In many studies evaluating the relationship between exposure to endocrine disruptors and the timing of puberty in girls, many endocrine disruptor chemicals have been associated with early pubertal changes, although the effects vary according to exposure time, period, and the gender of the patient (27,28). We suggest that exposure to endocrine disruptors probably increased through more intensive use of disinfectants and the use of immune-boosting supplements in the COVID-19 pandemic.

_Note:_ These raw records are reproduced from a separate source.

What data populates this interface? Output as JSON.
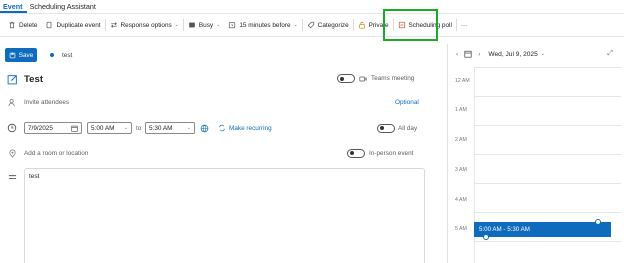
{
  "tabs": [
    {
      "label": "Event"
    },
    {
      "label": "Scheduling Assistant"
    }
  ],
  "toolbar": {
    "delete": "Delete",
    "duplicate": "Duplicate event",
    "response_options": "Response options",
    "busy": "Busy",
    "reminder": "15 minutes before",
    "categorize": "Categorize",
    "private": "Private",
    "scheduling_poll": "Scheduling poll",
    "more": "···"
  },
  "save": {
    "button": "Save",
    "event_title": "test"
  },
  "form": {
    "title": "Test",
    "teams_meeting": "Teams meeting",
    "attendees_placeholder": "Invite attendees",
    "optional": "Optional",
    "start_date": "7/9/2025",
    "start_time": "5:00 AM",
    "to": "to",
    "end_time": "5:30 AM",
    "make_recurring": "Make recurring",
    "all_day": "All day",
    "location_placeholder": "Add a room or location",
    "in_person": "In-person event",
    "body": "test"
  },
  "calendar": {
    "date": "Wed, Jul 9, 2025",
    "hours": [
      "12 AM",
      "1 AM",
      "2 AM",
      "3 AM",
      "4 AM",
      "5 AM"
    ],
    "event_label": "5:00 AM - 5:30 AM"
  },
  "colors": {
    "accent": "#0f6cbd",
    "highlight": "#1aab2a"
  }
}
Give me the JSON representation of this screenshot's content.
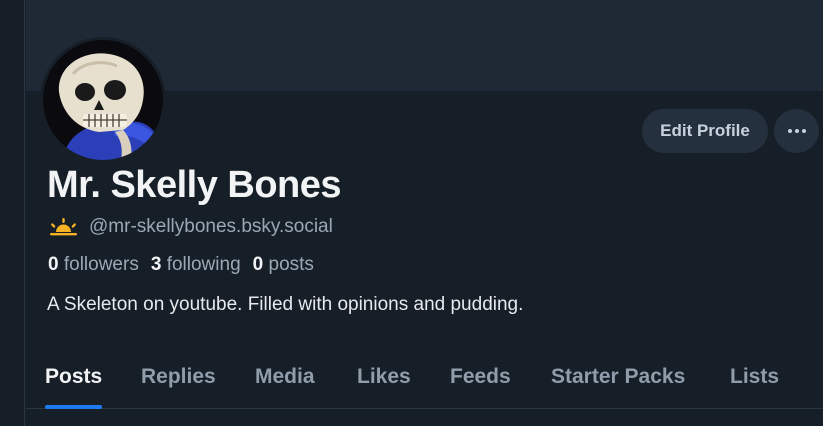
{
  "profile": {
    "display_name": "Mr. Skelly Bones",
    "handle": "@mr-skellybones.bsky.social",
    "bio": "A Skeleton on youtube. Filled with opinions and pudding.",
    "stats": {
      "followers_count": "0",
      "followers_label": "followers",
      "following_count": "3",
      "following_label": "following",
      "posts_count": "0",
      "posts_label": "posts"
    }
  },
  "actions": {
    "edit_profile_label": "Edit Profile",
    "more_icon": "ellipsis-icon"
  },
  "tabs": [
    {
      "label": "Posts",
      "active": true
    },
    {
      "label": "Replies",
      "active": false
    },
    {
      "label": "Media",
      "active": false
    },
    {
      "label": "Likes",
      "active": false
    },
    {
      "label": "Feeds",
      "active": false
    },
    {
      "label": "Starter Packs",
      "active": false
    },
    {
      "label": "Lists",
      "active": false
    }
  ],
  "colors": {
    "background": "#161e27",
    "banner": "#1f2935",
    "accent": "#1f7cf0",
    "badge": "#f5b324"
  },
  "icons": {
    "handle_badge": "sunrise-icon",
    "avatar": "skull-avatar"
  }
}
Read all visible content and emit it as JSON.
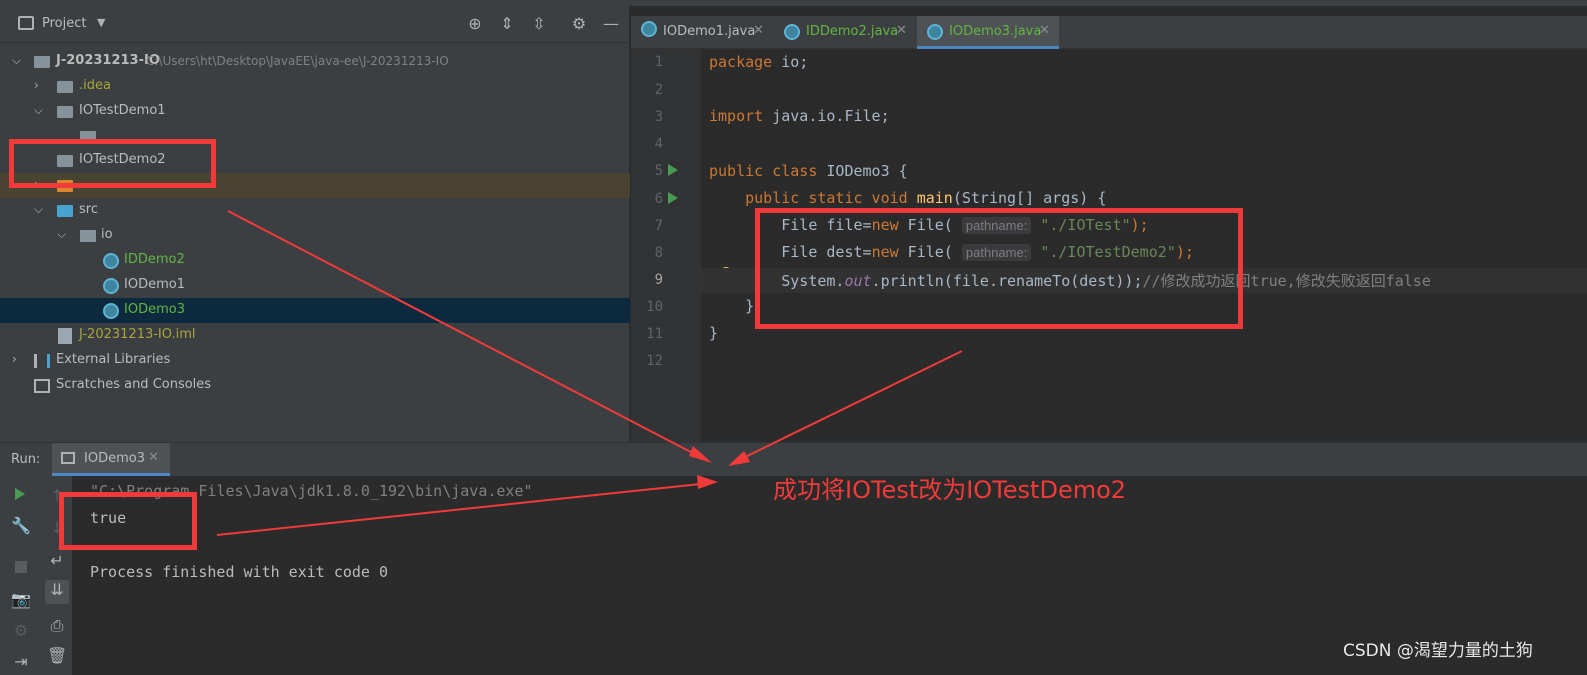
{
  "project_panel": {
    "title": "Project",
    "tree": [
      {
        "label": "J-20231213-IO",
        "path": "C:\\Users\\ht\\Desktop\\JavaEE\\java-ee\\J-20231213-IO"
      },
      {
        "label": ".idea"
      },
      {
        "label": "IOTestDemo1"
      },
      {
        "label": "IOTestDemo2"
      },
      {
        "label": "src"
      },
      {
        "label": "io"
      },
      {
        "label": "IDDemo2"
      },
      {
        "label": "IODemo1"
      },
      {
        "label": "IODemo3"
      },
      {
        "label": "J-20231213-IO.iml"
      },
      {
        "label": "External Libraries"
      },
      {
        "label": "Scratches and Consoles"
      }
    ]
  },
  "editor": {
    "tabs": [
      {
        "label": "IODemo1.java"
      },
      {
        "label": "IDDemo2.java"
      },
      {
        "label": "IODemo3.java"
      }
    ],
    "line_numbers": [
      "1",
      "2",
      "3",
      "4",
      "5",
      "6",
      "7",
      "8",
      "9",
      "10",
      "11",
      "12"
    ],
    "code": {
      "l1_kw": "package",
      "l1_rest": " io;",
      "l3_kw": "import",
      "l3_rest": " java.io.File;",
      "l5_kw": "public class",
      "l5_rest": " IODemo3 {",
      "l6_kw": "public static void",
      "l6_fn": "main",
      "l6_rest": "(String[] args) {",
      "l7_a": "File file=",
      "l7_kw": "new",
      "l7_b": " File(",
      "l7_hint": "pathname:",
      "l7_str": "\"./IOTest\"",
      "l7_c": ");",
      "l8_a": "File dest=",
      "l8_kw": "new",
      "l8_b": " File(",
      "l8_hint": "pathname:",
      "l8_str": "\"./IOTestDemo2\"",
      "l8_c": ");",
      "l9_a": "System.",
      "l9_field": "out",
      "l9_b": ".println(file.renameTo(dest));",
      "l9_comment": "//修改成功返回true,修改失败返回false",
      "l10": "}",
      "l11": "}"
    }
  },
  "run_panel": {
    "label": "Run:",
    "tab": "IODemo3",
    "console": [
      "\"C:\\Program Files\\Java\\jdk1.8.0_192\\bin\\java.exe\"",
      "true",
      "",
      "Process finished with exit code 0"
    ]
  },
  "annotation": {
    "text": "成功将IOTest改为IOTestDemo2",
    "color": "#f23a3a"
  },
  "watermark": "CSDN @渴望力量的土狗"
}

Distance education and the use of electronic devices and screen exposure have increased in Turkey during the COVID-19 pandemic. A study by Stagi et al. (11) showed that the total screen time children were exposed to has increased 2.5 times during the COVID-19 pandemic. High melatonin levels detected at night in prepubertal children were found to decrease with puberty (29). Salti et al. (30) showed a decrease in urinary melatonin concentration was associated with children’s television screen exposure. It is thought that increased use of electronic devices may lead to a decrease in melatonin levels, causing the onset of pubertal development. The study of Tsai et al. (31) showed that internet use in adolescents was positively correlated with early puberty frequency. These authors estimated that increased use of electronic devices increased obesity and increased BMI may induce early puberty (31). Given these findings, we also suggest that prolonged exposure of children to the screen of electronic devices, such as televisions and computers, amy also be a factor in the increase in the frquency of cases with CPP and RPEP during the COVID-19 pandemic.
Study Limitations
COVID-19 infection and endocrine effects have not been explored previously. Our study is one of the first studies to examine this, with regard to the interaction between the lockdown period and the endocrine system. We also believe that our study may provide further information about the specific mechanisms initiating puberty. The main limitation of this study was the short follow-up period of our patients, due to the closure of the outpatient clinics in lockdown period for a long time, during which only emergent cases were examined. The other limitation of this study was that, although there are a number of hypothetical factors which may be associated with the increased frequency of CPP and RPEP, in this study evidence of past SARS-CoV-2 infection, patient screen time, sleep time, physical activity time, dietary changes, and additional stress factors were not investigated.
Conclusion
In conclusion, the frequency and number of CPP and RPEP cases increased during the COVID-19 pandemic compared with the same 15 month period prior to the pandemic. Several factors which have increased during the restrictions imposed in an attempt to control infections rates, such as changes in dietary habits, greater use of technology products, decrease in physical activity, and increase in sedentary lifestyle because of distance education and quarantine, could precipitate an increase in numbers of cases of precocious puberty. Further larger studies are needed to investigate the possible causes of the association between the COVID-19 pandemic and precocious puberty.